Fiasco de bilheteria, entende-se: o filme é um sub-produto inglês lotado de clichês.

5,0

Não é uma continuação fracassada, mas é como se fosse. Miss Potter, a cinebiografia da escritora britânica de livros infantis Beatrix Potter, foi uma tentativa de reviver nas telas a química que, sejamos honestos, nem tinha dado tão certo assim entre Renée Zellweger e Ewan McGregor em Abaixo o Amor. Resultou num filme que é uma sucessão de clichês dos filmes água com açúcar, do feminismo, do filme histórico inglês e, claro, dos clichês de Renée Zellweger.

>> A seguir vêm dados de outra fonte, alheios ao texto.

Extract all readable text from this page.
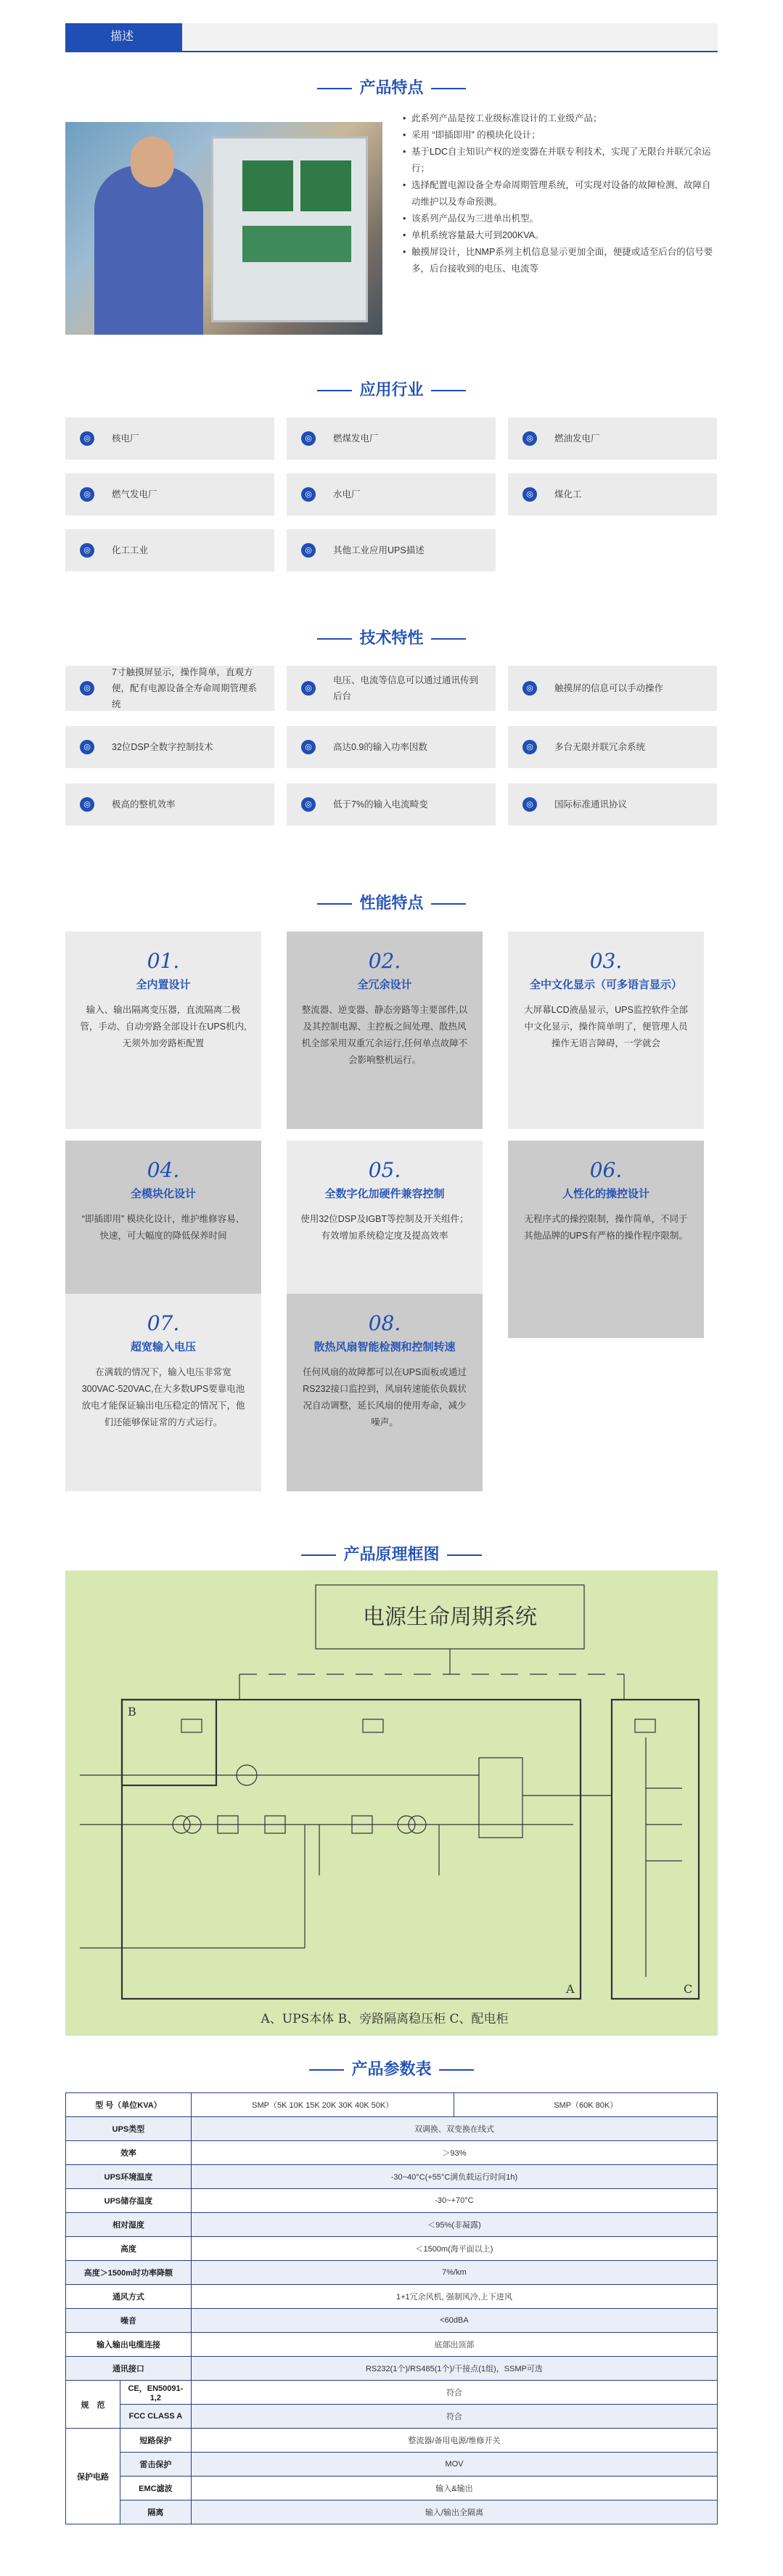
描述
产品特点
• 此系列产品是按工业级标准设计的工业级产品；
• 采用 “即插即用” 的模块化设计；
• 基于LDC自主知识产权的逆变器在并联专利技术，实现了无限台并联冗余运行；
• 选择配置电源设备全寿命周期管理系统，可实现对设备的故障检测、故障自动维护以及寿命预测。
• 该系列产品仅为三进单出机型。
• 单机系统容量最大可到200KVA。
• 触摸屏设计，比NMP系列主机信息显示更加全面，便捷或适至后台的信号要多，后台接收到的电压、电流等
应用行业
◎	核电厂	◎	燃煤发电厂	◎	燃油发电厂
◎	燃气发电厂	◎	水电厂	◎	煤化工
◎	化工工业	◎	其他工业应用UPS描述
技术特性
◎
7寸触摸屏显示，操作简单，直观方便，配有电源设备全寿命周期管理系统
◎
电压、电流等信息可以通过通讯传到后台
◎	触摸屏的信息可以手动操作
◎	32位DSP全数字控制技术	◎	高达0.9的输入功率因数	◎	多台无限并联冗余系统
◎	极高的整机效率	◎	低于7%的输入电流畸变	◎	国际标准通讯协议
性能特点
01.
全内置设计
输入、输出隔离变压器，直流隔离二极管，手动、自动旁路全部设计在UPS机内,无须外加旁路柜配置
02.
全冗余设计
整流器、逆变器、静态旁路等主要部件,以及其控制电源、主控板之间处理、散热风机全部采用双重冗余运行,任何单点故障不会影响整机运行。
03.
全中文化显示（可多语言显示）
大屏幕LCD液晶显示，UPS监控软件全部中文化显示，操作简单明了，便管理人员操作无语言障碍，一学就会
04.
全模块化设计
“即插即用” 模块化设计，维护维修容易、快速，可大幅度的降低保养时间
05.
全数字化加硬件兼容控制
使用32位DSP及IGBT等控制及开关组件；有效增加系统稳定度及提高效率
06.
人性化的操控设计
无程序式的操控限制，操作简单，不同于其他品牌的UPS有严格的操作程序限制。
07.
超宽输入电压
在满载的情况下，输入电压非常宽300VAC-520VAC,在大多数UPS要靠电池放电才能保证输出电压稳定的情况下，他们还能够保证常的方式运行。
08.
散热风扇智能检测和控制转速
任何风扇的故障都可以在UPS面板或通过RS232接口监控到，风扇转速能依负载状况自动调整，延长风扇的使用寿命，减少噪声。
产品原理框图
电源生命周期系统
B
A	C
A、UPS本体 B、旁路隔离稳压柜 C、配电柜
产品参数表
型 号（单位KVA）		SMP（5K 10K 15K 20K 30K 40K 50K）	SMP（60K 80K）
UPS类型		双调换、双变换在线式	
效率		＞93%	
UPS环境温度		-30~40°C(+55°C满负载运行时间1h)	
UPS储存温度		-30~+70°C	
相对湿度		＜95%(非凝露)	
高度		＜1500m(海平面以上)	
高度＞1500m时功率降额		7%/km	
通风方式		1+1冗余风机, 强制风冷,上下进风	
噪音		<60dBA	
输入输出电缆连接		底部出顶部	
通讯接口		RS232(1个)/RS485(1个)/干接点(1组)，SSMP可选	
规　范	CE，EN50091-1,2	符合	
	FCC CLASS A	符合	
保护电路	短路保护	整流器/备用电源/维修开关	
	雷击保护	MOV	
	EMC滤波	输入&输出	
	隔离	输入/输出全隔离	
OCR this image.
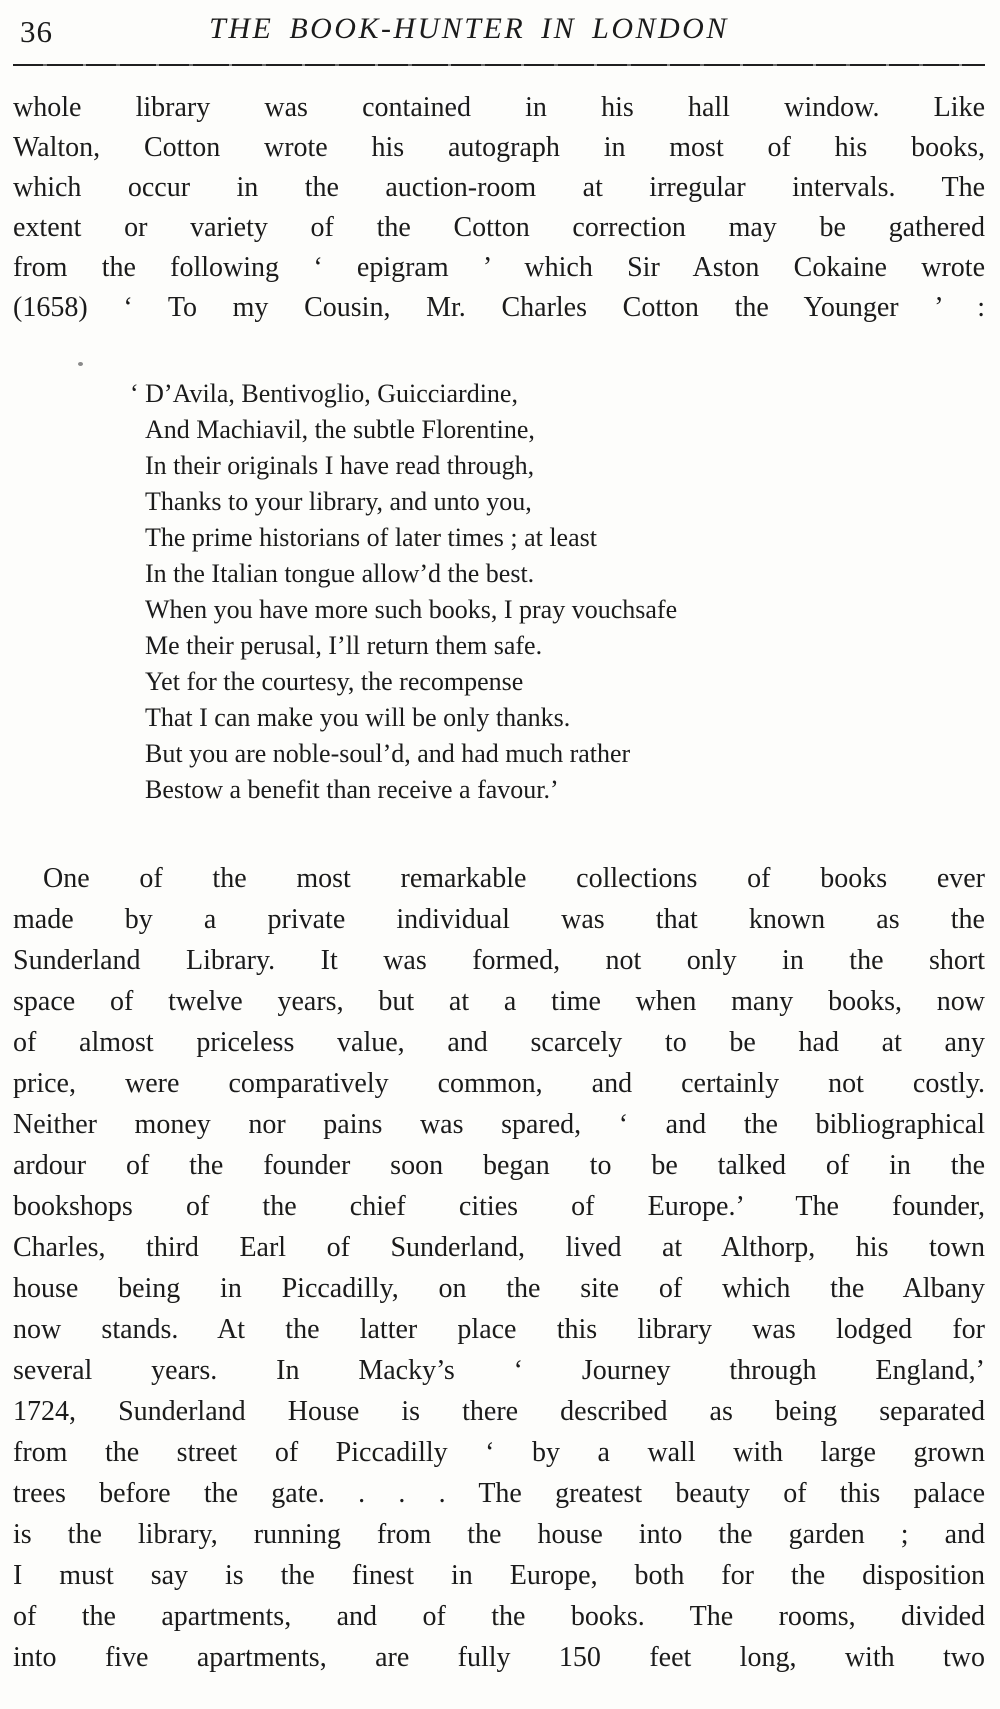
36	THE BOOK-HUNTER IN LONDON
whole library was contained in his hall window. Like
Walton, Cotton wrote his autograph in most of his books,
which occur in the auction-room at irregular intervals. The
extent or variety of the Cotton correction may be gathered
from the following ‘ epigram ’ which Sir Aston Cokaine wrote
(1658) ‘ To my Cousin, Mr. Charles Cotton the Younger ’ :
‘ D’Avila, Bentivoglio, Guicciardine,
And Machiavil, the subtle Florentine,
In their originals I have read through,
Thanks to your library, and unto you,
The prime historians of later times ; at least
In the Italian tongue allow’d the best.
When you have more such books, I pray vouchsafe
Me their perusal, I’ll return them safe.
Yet for the courtesy, the recompense
That I can make you will be only thanks.
But you are noble-soul’d, and had much rather
Bestow a benefit than receive a favour.’
One of the most remarkable collections of books ever
made by a private individual was that known as the
Sunderland Library. It was formed, not only in the short
space of twelve years, but at a time when many books, now
of almost priceless value, and scarcely to be had at any
price, were comparatively common, and certainly not costly.
Neither money nor pains was spared, ‘ and the bibliographical
ardour of the founder soon began to be talked of in the
bookshops of the chief cities of Europe.’ The founder,
Charles, third Earl of Sunderland, lived at Althorp, his town
house being in Piccadilly, on the site of which the Albany
now stands. At the latter place this library was lodged for
several years. In Macky’s ‘ Journey through England,’
1724, Sunderland House is there described as being separated
from the street of Piccadilly ‘ by a wall with large grown
trees before the gate. . . . The greatest beauty of this palace
is the library, running from the house into the garden ; and
I must say is the finest in Europe, both for the disposition
of the apartments, and of the books. The rooms, divided
into five apartments, are fully 150 feet long, with two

Praticamente em 100% das cenas, Zellweger faz todas as caras e bocas que já fez antes nos dois Diário de Bridget Jones, Cold Mountain (Oscar de coadjuvante...), Chicago e Jerry Maguire. É mais uma vez a menina feia que não casou e que se descobre capaz de muitas coisas. Atrapalhada e avoada, sua imaginação é fértil e a faz delirar o tempo todo, só que, no caso desse filme, como foi canalizada para a escritura de livros infantis, deu tão certo que terminou milionária, capaz de comprar hectares e mais hectares de terra para doá-los ao governo britânico no fim da vida – ela era, mais um clichê, uma militante verde avant la lettre.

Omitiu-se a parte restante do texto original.